L'Abkhazie est une république autonome faisant partie de la Géorgie. Elle se situe dans sa partie nord-ouest, entre les rivières d'Ingouri et de Psôou. Sa superficie est de 8700 kilomètres carrés ; Sa capitale se nomme Sokhoumi (Soukhoumi).
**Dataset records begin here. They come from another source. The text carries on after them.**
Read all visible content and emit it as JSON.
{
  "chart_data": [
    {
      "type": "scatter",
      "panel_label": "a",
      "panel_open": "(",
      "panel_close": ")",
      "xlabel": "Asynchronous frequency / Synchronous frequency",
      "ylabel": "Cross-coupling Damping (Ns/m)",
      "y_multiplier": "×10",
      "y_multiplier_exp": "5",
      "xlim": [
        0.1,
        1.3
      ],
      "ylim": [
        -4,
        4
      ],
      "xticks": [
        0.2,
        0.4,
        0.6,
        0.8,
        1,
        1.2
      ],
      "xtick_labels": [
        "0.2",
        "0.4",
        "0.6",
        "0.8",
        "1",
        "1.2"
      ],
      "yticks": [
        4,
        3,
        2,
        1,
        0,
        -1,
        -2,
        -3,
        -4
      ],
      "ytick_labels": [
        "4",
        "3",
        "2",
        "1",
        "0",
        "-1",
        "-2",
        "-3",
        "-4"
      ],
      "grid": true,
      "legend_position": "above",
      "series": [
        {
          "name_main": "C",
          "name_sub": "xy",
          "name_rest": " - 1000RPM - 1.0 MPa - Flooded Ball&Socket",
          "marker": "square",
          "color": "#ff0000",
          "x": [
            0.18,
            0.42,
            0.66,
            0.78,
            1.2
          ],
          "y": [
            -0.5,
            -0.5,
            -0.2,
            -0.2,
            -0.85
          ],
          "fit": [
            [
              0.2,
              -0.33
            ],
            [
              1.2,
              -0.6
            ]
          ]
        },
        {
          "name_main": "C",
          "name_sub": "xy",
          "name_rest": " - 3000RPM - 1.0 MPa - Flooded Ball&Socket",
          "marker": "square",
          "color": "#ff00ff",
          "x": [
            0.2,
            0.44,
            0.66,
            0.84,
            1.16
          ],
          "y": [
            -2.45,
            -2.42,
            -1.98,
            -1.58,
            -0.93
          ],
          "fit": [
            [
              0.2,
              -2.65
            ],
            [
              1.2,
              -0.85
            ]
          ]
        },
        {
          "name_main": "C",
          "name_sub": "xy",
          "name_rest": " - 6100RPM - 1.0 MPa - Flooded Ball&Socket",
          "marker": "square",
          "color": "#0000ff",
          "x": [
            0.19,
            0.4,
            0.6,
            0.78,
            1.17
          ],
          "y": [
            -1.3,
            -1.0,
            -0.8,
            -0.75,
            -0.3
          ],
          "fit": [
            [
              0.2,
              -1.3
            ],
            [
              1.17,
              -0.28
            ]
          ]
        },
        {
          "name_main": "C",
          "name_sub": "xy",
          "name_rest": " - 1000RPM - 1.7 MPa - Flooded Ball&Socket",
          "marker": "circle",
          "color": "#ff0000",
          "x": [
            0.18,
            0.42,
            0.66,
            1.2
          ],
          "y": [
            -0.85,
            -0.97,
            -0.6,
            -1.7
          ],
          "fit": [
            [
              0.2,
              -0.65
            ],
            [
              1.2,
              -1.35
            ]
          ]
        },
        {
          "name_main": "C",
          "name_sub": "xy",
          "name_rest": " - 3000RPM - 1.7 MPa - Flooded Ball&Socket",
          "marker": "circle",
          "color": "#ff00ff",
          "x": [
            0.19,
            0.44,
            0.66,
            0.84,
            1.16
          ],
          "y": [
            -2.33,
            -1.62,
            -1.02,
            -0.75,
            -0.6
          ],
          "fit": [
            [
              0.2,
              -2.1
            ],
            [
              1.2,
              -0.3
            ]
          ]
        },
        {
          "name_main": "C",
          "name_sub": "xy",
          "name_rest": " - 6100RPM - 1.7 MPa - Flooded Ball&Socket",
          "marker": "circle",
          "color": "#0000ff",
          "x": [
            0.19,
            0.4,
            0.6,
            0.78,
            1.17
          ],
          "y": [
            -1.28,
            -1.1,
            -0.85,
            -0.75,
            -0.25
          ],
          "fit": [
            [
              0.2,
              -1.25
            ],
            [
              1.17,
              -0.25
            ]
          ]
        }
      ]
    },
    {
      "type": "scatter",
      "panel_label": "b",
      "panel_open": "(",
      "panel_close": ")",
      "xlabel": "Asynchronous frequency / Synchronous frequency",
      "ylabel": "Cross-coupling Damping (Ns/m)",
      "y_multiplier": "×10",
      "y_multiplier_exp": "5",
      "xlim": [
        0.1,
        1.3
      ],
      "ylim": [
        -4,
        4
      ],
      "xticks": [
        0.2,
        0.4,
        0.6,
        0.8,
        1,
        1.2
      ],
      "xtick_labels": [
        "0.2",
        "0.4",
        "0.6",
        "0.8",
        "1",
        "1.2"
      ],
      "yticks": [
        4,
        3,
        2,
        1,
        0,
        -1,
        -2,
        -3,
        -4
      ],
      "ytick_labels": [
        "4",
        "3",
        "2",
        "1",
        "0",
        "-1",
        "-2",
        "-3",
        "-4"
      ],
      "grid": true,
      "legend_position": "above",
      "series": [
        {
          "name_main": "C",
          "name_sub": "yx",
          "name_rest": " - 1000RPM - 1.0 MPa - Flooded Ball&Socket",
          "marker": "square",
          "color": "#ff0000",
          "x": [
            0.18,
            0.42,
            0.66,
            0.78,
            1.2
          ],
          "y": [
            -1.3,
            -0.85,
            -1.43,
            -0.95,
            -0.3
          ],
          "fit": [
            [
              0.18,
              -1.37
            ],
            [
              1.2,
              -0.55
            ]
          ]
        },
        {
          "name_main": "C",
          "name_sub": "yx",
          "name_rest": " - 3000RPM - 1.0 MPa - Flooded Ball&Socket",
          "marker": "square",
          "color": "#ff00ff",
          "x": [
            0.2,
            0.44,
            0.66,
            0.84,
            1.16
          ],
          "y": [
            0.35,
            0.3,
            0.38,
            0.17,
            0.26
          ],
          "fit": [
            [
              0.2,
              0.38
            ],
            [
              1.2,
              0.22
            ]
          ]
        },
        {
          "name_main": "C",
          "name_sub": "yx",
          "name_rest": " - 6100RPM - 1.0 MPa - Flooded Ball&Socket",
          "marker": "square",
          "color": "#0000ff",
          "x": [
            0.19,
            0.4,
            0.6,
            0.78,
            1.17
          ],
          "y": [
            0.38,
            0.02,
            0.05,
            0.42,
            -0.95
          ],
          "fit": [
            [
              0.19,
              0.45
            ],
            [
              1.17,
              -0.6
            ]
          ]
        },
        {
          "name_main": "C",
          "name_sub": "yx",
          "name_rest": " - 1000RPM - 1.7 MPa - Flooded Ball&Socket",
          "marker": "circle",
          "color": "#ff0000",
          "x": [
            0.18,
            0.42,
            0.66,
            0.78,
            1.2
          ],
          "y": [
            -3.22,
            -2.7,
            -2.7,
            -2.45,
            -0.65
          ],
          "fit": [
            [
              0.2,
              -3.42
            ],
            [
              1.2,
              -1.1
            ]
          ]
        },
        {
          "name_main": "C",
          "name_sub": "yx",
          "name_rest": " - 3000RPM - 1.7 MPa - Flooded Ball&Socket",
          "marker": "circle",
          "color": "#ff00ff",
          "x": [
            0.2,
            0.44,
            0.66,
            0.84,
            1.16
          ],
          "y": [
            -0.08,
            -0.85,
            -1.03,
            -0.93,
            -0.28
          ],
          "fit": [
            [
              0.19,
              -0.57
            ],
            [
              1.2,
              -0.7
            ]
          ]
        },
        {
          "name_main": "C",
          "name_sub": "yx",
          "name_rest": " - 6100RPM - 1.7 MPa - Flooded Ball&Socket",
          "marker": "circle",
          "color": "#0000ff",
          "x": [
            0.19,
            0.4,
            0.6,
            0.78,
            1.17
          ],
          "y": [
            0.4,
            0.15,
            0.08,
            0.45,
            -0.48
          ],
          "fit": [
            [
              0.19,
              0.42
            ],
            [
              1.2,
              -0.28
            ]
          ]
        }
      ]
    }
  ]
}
L’entité étatique géorgienne ne compte pas moins de 35 siècles. Dès le milieu du II millénaire av. J.C., le royaume légendaire de Colchide comprenait une grande partie de la Géorgie contemporaine, y compris le secteur qui est situé entre les rivières d'Ingouri et de Psôou et qui a pris ensuite le nom d'Abkhazie. Depuis cette époque, le territoire actuel d’Abkhazie a été peuplé de Géorgiens et il faisait partie de l’état unitaire géorgien. Sous l’hégémonie romaine et byzantine (Ier s. av. J.C – VIIIème siècle) ainsi que pendant les incursions iraniennes (VIème siècle) et arabes (VIIème siècle), le territoire actuel d’Abkhazie se trouvait au sein de certaines entités politiques géorgiennes, comme Egrissi, Lazique, etc…

La « Vie de Géorgie » (anciennes annales géorgiennes), commence par une information sur la parenté des peuples caucasiens et leurs éponymes. Selon ces annales, le territoire commençant  aux montagnes de Sourami (qui divisent la Géorgie en deux parties, occidentale et orientale) jusqu’aux la mer Noire et la rivière de la Khazarie Mineure (actuel Kouban) a été assigné à Egros, éponyme des Géorgiens occidentaux (les Egueres).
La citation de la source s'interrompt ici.